The IPO has some interesting lessons for anyone looking to do an infrastructure investment trust, or 'InvIT', deal in India. Thanks largely to the generous 12% yield on offer, as well as the hype surrounding IRB InvIT as the first of its kind in India, it was able to reel in a hefty amount of foreign interest.
The 28 high profile investors who bought the deal as anchor orders also helped generate plenty of momentum, with the likes of the Singapore government, which got the biggest allocation, and the Monetary Authority of Singapore featuring prominently.
After the success of the inaugural trade, it is time for market participants to cast an eye towards diversifying the asset class, and assessing how future deals should come to market.
InvITs were created to spur infrastructure development in India, which is why, for the most part, issuers will come from the toll road sector, reflecting the country’s pressing need for a better road network. It is no coincidence that known InvIT candidates IL&FS Transportation Networks, MEP Infra Developers and Reliance Infrastructure all operate tolled expressways.
Yet future issuers — and many are indeed exploring the possibility on the back of IRB InvIT’s triumph — should not feel that the product is only to finance toll roads.
IRB InvIT may have offered a juicy 12% yield, but it does not create a benchmark for potential deals as the returns of each InvIT will ultimately boil down to the quality of its assets.

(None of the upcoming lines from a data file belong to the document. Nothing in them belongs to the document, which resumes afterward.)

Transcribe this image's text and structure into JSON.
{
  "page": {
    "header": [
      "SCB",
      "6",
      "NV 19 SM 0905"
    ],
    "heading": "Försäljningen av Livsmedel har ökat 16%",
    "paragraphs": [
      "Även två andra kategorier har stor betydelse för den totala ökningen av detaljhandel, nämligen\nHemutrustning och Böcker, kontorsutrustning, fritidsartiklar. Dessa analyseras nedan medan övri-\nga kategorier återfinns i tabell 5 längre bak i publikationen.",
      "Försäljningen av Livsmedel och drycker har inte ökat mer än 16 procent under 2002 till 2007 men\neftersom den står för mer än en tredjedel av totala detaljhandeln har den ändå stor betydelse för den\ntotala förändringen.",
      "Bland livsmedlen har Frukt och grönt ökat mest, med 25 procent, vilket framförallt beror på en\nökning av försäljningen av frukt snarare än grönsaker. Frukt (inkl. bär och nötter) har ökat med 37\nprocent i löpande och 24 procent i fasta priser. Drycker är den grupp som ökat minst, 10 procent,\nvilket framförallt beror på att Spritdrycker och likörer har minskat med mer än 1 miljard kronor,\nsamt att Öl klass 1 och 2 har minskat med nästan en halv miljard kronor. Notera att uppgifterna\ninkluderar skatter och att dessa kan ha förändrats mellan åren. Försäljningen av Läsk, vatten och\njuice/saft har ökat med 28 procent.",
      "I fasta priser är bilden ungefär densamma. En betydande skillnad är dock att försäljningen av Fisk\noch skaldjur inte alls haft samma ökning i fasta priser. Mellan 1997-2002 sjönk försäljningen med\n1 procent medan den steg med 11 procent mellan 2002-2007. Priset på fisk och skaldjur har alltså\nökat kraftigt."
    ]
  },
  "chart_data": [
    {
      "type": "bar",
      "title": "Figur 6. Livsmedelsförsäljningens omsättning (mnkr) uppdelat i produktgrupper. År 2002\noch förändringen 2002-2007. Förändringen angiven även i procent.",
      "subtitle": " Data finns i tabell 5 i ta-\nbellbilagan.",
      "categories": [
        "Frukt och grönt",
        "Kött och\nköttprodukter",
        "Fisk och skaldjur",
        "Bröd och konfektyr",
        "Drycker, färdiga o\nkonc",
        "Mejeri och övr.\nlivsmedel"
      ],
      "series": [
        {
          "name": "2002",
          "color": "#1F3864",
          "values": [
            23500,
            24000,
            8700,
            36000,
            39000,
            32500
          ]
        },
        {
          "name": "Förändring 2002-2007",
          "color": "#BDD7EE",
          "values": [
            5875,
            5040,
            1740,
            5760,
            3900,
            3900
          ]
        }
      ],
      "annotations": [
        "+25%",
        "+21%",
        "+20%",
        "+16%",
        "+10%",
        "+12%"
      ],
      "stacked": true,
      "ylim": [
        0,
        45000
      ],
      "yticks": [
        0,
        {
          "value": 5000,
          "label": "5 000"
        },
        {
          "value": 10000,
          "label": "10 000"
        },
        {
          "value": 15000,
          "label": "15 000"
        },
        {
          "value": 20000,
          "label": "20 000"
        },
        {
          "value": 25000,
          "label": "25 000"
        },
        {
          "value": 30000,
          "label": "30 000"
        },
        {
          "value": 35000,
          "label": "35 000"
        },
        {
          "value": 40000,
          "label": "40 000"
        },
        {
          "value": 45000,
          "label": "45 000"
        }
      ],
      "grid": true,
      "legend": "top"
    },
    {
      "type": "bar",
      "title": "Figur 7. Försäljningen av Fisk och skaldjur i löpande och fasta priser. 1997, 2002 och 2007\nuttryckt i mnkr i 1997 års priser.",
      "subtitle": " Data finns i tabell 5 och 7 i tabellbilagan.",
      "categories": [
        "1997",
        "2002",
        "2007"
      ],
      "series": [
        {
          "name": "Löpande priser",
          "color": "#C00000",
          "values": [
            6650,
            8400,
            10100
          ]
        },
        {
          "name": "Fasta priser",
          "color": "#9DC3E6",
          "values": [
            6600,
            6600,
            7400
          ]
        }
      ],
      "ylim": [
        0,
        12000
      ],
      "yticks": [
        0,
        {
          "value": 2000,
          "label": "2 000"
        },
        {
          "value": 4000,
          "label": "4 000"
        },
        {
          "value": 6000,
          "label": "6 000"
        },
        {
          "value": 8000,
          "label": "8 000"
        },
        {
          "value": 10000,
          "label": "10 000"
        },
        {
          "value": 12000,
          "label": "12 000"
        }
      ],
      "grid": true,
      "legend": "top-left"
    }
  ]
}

The generous yield on IRB InvIT reflected some of the risksaround the toll road sector. When India implemented its demonetisation exercise last year, the government exempted motorists from paying cash at national highways. The move resulted in a short-term cash squeeze for toll operators, and made it a challenge for them to meet monthly interest payments.
On the other hand, India Grid Trust serves as an example of the kind of diversity that investors can expect to see from future issuance. The InvIT, which is expected to launch its IPO next week, will have power transmission grids as its underlying assets.
Raising finance through infrastructure investment trusts is fair game for any infrastructure business with predictable cash flows and income, and the option of an IPO gives these companies certainty of liquidity and investors the chance of an exit.
That should make InvITs an attractive option for a wider variety of issuers.
Owners of power generation assets should consider InvITs as well, while the solar sector also shows potential. India Ratings and Research, owned by the Fitch Group, said as much in a recent report, highlighting that bank financing to the infrastructure sector has been declining.
That makes it imperative for investors and developers to scout for alternate sources of funding such as InvITs, with the current low interest rate regime also favourable for the instrument. If investors are cautious about the toll road industry, InvITs holding other assets will only prove more appealing.
As new types of assets come on board the InvIT trade, the asset class will play host to an ever-expanding universe of yields and products. That can only be a good thing for the market.